Cristiano Ronaldo dołączył do Juventusu jako pięciokrotny laureat Złotej Piłki i jeden z najlepszych piłkarzy w historii. Mało kto jednak pamięta, że Portugalczyk mógł trafić do Turynu już w 2002 roku, ale wówczas transfer upadł na ostatniej prostej.

Maciej Kmita
Maciej Kmita
Cristiano Ronaldo Getty Images / Gonzalo Arroyo / Na zdjęciu: Cristiano Ronaldo
W październiku 2002 roku na ligowy mecz Sportingu Lizbona z Belenenses wybrał się pracujący wówczas w Juventusie Gianni Di Marzio. Włoch odwiedził Estadio de Alvalade, by obejrzeć w akcji Ricardo Quaresmę, ale na kolana rzucił go rozgrywający swój piąty mecz w pierwszym zespole Sportingu 17-letni Cristiano Ronaldo.

- Zadzwoniłem do klubu i powiedziałem, że właśnie zobaczyłem kogoś, kto będzie najlepszym piłkarzem w historii. Oczywiście drugim po Maradonie - tak Di Marzio opowiadał po latach "Marce".

Odwołanie do Diego Maradony jest nieprzypadkowe. Di Marzio to pierwszy Europejczyk, który poznał się na talencie Argentyńczyka - kiedy "El Diego" miał 18 lat, Di Marzio próbował ściągnąć go do prowadzonego przez siebie Napoli. Ówczesny właściciel Napoli poskąpił kilkuset tysięcy dolarów, a sześć lat później Maradona trafił do Neapolu za 10,5 mln dolarów.

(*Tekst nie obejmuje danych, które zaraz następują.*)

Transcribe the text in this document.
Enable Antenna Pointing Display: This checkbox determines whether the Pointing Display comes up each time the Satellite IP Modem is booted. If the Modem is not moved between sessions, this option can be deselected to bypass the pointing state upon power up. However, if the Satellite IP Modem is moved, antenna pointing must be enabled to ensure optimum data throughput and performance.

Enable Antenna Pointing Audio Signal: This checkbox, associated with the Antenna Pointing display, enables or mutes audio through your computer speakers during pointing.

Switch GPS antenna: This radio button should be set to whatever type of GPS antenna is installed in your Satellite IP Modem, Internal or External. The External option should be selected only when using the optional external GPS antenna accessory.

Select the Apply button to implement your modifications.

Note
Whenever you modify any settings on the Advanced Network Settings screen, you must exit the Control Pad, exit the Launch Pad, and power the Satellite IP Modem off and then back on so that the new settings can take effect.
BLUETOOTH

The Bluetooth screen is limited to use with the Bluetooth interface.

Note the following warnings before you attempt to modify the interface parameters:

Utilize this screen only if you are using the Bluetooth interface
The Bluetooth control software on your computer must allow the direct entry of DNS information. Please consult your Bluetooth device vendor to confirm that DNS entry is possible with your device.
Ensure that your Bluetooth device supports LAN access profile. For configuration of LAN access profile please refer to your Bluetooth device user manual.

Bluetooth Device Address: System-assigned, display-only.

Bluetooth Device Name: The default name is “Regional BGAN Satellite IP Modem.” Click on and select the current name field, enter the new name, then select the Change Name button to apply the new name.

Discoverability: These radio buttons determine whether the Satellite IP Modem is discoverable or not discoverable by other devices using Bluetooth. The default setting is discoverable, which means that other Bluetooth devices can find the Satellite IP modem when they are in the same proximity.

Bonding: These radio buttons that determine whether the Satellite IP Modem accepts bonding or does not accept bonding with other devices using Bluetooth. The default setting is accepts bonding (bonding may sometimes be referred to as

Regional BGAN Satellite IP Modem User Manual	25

ZOBACZ WIDEO Cristiano Ronaldo: A na końcu jest Juventus Turyn. Zapomnieć o łzach

Historia niedoszłego transferu Ronaldo do Starej Damy przebiega podobnie, ale w niej czarnym charakterem nie jest skąpy właściciel klubu, a Marcelo Salas. Juventus porozumiał się ze Sportingiem w sprawie warunków pozyskania utalentowanego nastolatka. Włosi mieli zapłacić Portugalczykom kilka milionów euro, a do tego do Lizbony w ramach rozliczenia miał trafić wspomniany Chilijczyk. Transfer upadł jednak na ostatniej prostej, bo "El Matador" nie zgodził się na przenosiny do Sportingu.

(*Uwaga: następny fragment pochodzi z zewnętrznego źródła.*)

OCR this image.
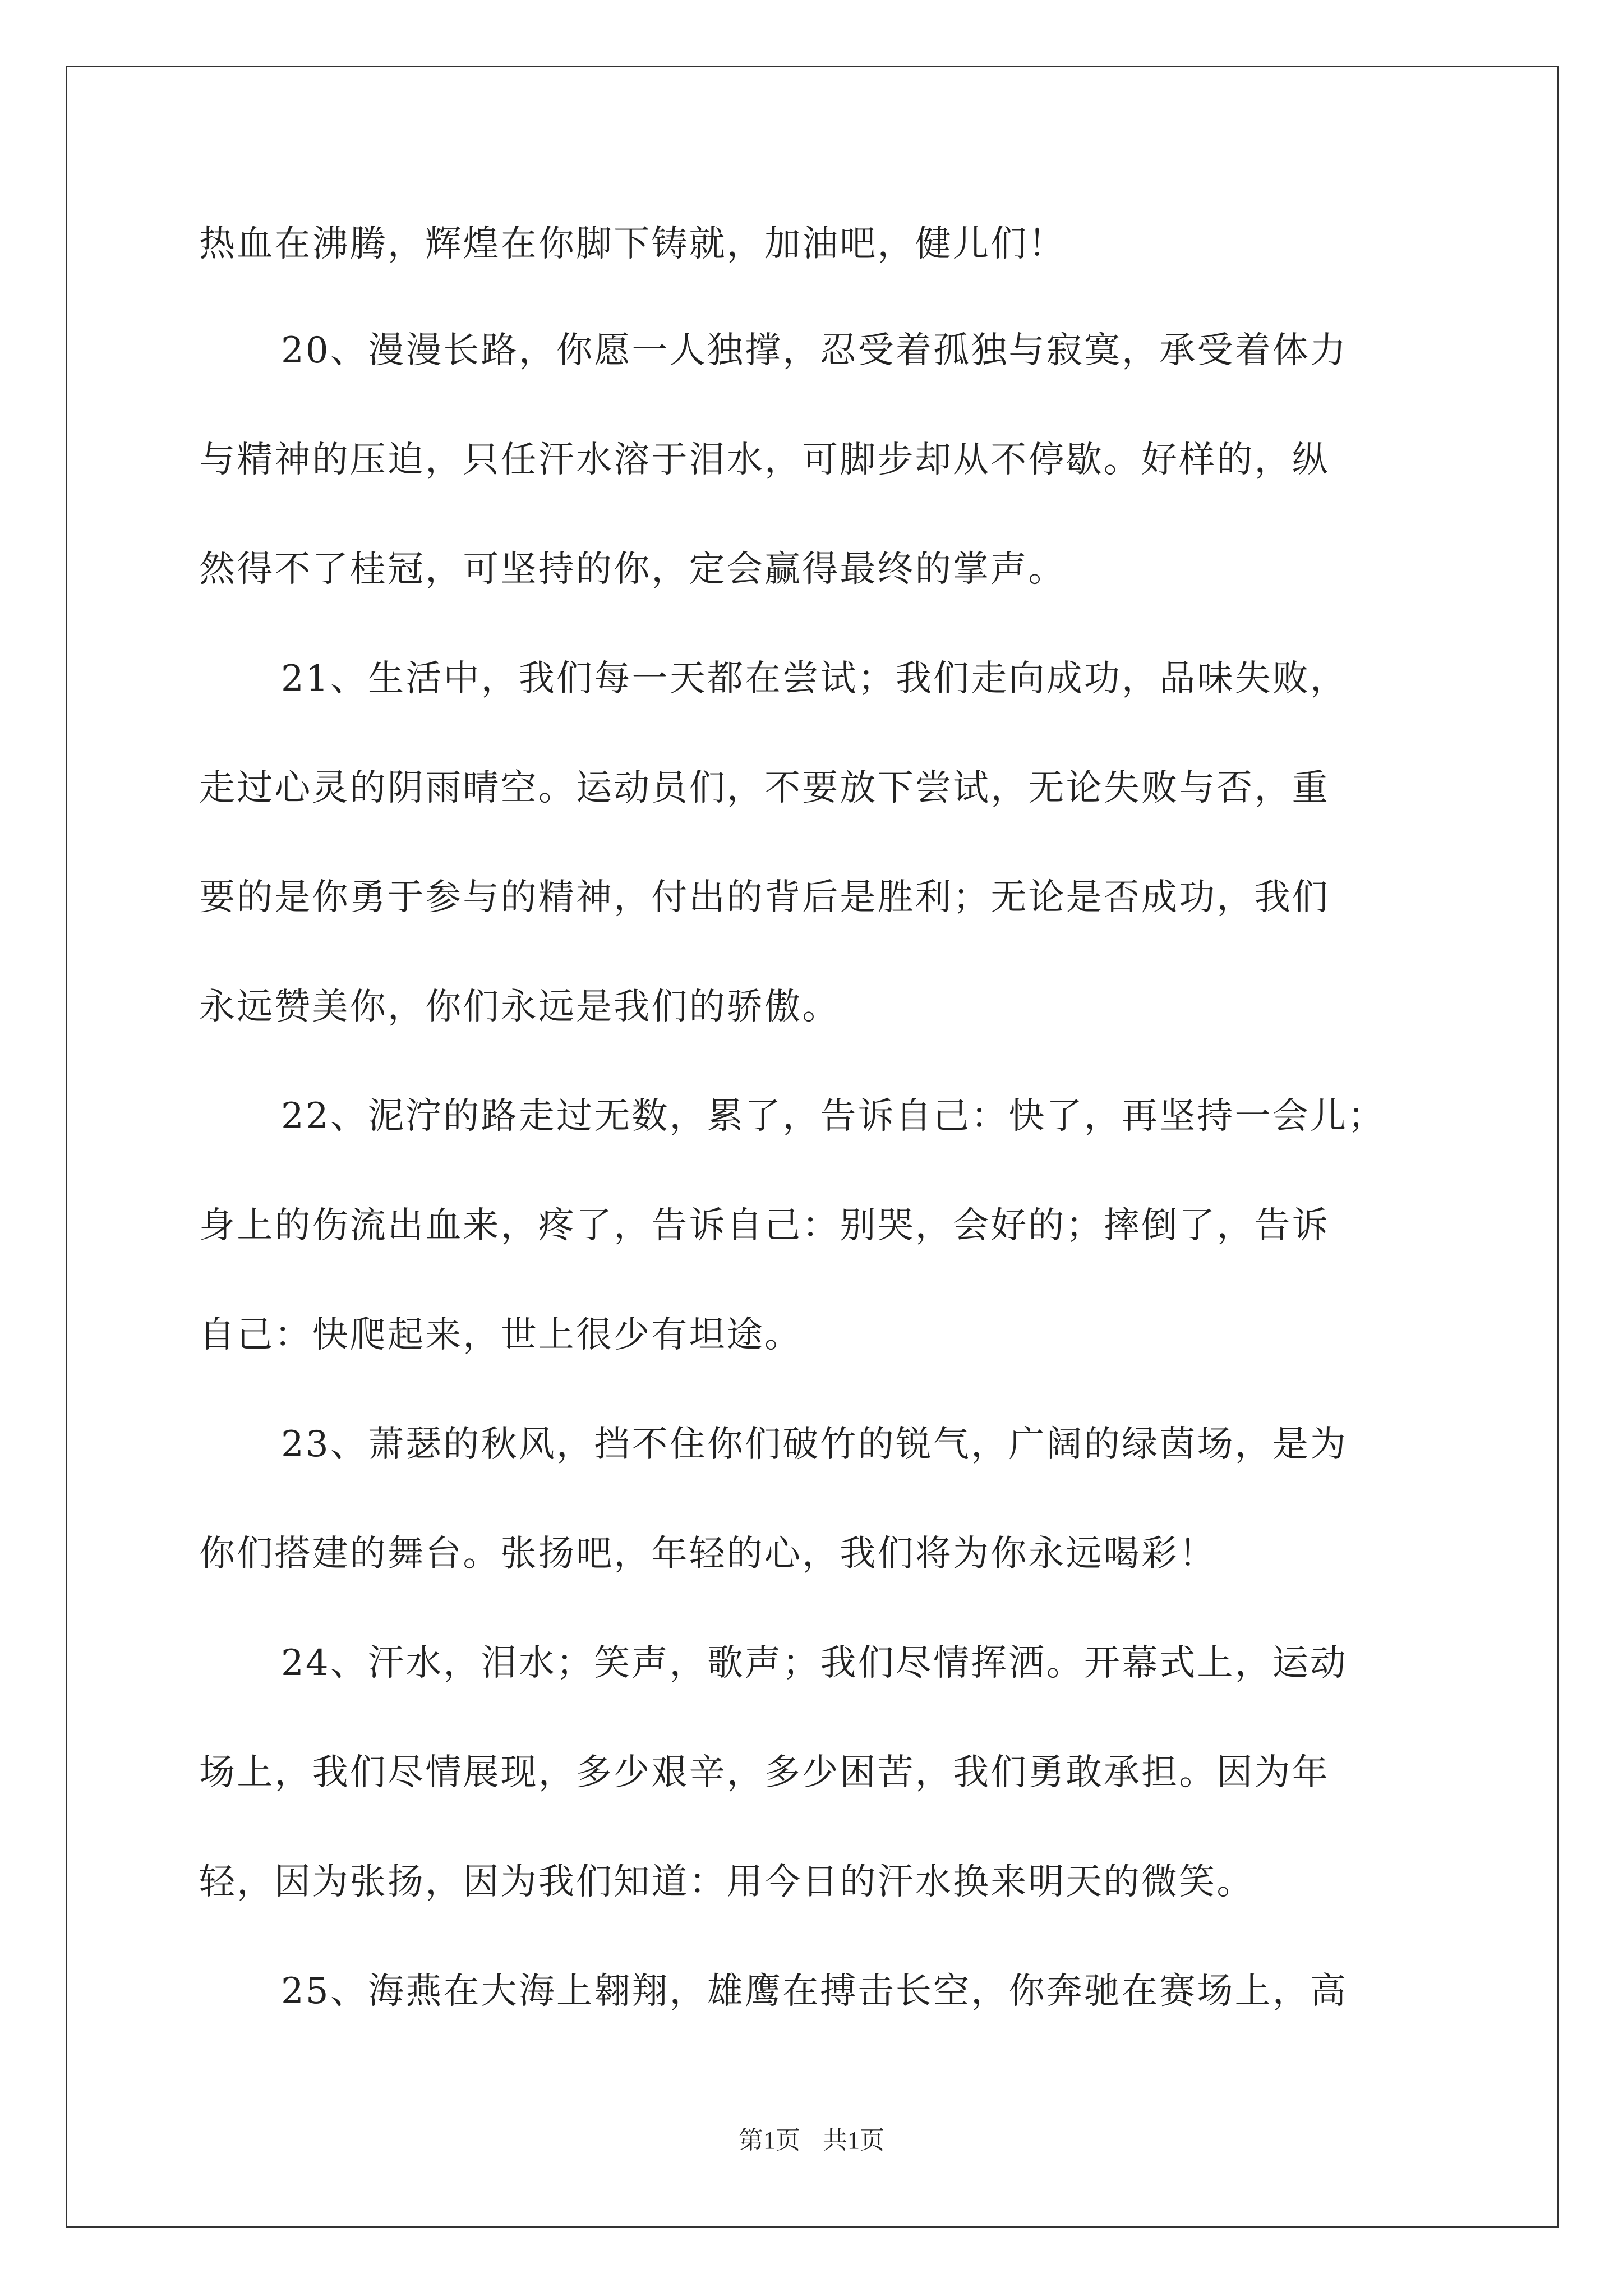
热血在沸腾，辉煌在你脚下铸就，加油吧，健儿们！
20、漫漫长路，你愿一人独撑，忍受着孤独与寂寞，承受着体力
与精神的压迫，只任汗水溶于泪水，可脚步却从不停歇。好样的，纵
然得不了桂冠，可坚持的你，定会赢得最终的掌声。
21、生活中，我们每一天都在尝试；我们走向成功，品味失败，
走过心灵的阴雨晴空。运动员们，不要放下尝试，无论失败与否，重
要的是你勇于参与的精神，付出的背后是胜利；无论是否成功，我们
永远赞美你，你们永远是我们的骄傲。
22、泥泞的路走过无数，累了，告诉自己：快了，再坚持一会儿；
身上的伤流出血来，疼了，告诉自己：别哭，会好的；摔倒了，告诉
自己：快爬起来，世上很少有坦途。
23、萧瑟的秋风，挡不住你们破竹的锐气，广阔的绿茵场，是为
你们搭建的舞台。张扬吧，年轻的心，我们将为你永远喝彩！
24、汗水，泪水；笑声，歌声；我们尽情挥洒。开幕式上，运动
场上，我们尽情展现，多少艰辛，多少困苦，我们勇敢承担。因为年
轻，因为张扬，因为我们知道：用今日的汗水换来明天的微笑。
25、海燕在大海上翱翔，雄鹰在搏击长空，你奔驰在赛场上，高
第1页 共1页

- Z Ronaldo dogadałem się w pół dnia. Pozyskalibyśmy go, ale niestety Marcelo Salas odmówił przejścia do Sportingu. Chciał wrócić do River Plate, a ja nie mogłem zrobić nic innego. Fiat był wówczas w kryzysie i nie był w stanie za wiele dołożyć - przyznał przed kilkoma dniami Luciano Moggi, który jako dyrektor Juventus negocjował wówczas ze Sportingiem i Ronaldo.

Salas dopiął swego, bo pół roku później wrócił do River Plate, ale Juventus do tematu sprowadzenia Ronaldo już nie wrócił. Starej Damy nie było stać na nawiązanie walki z Manchesterem United, który w lipcu 2003 roku zapłacił Sportingowi za 18-letniego Portugalczyka aż 19 mln euro. Ronaldo stał się najdroższym nastolatkiem w historii futbolu, ale na Old Trafford szybko potwierdził, że był wart każdego z wydanych na niego eurocentów.

Oglądaj rozgrywki włoskiej Serie A na Eleven Sports w Pilocie WP (link sponsorowany)

Czy Cristiano Ronaldo osiągnąłby tyle samo, gdyby w 2002 roku trafił do Juventusu Turyn?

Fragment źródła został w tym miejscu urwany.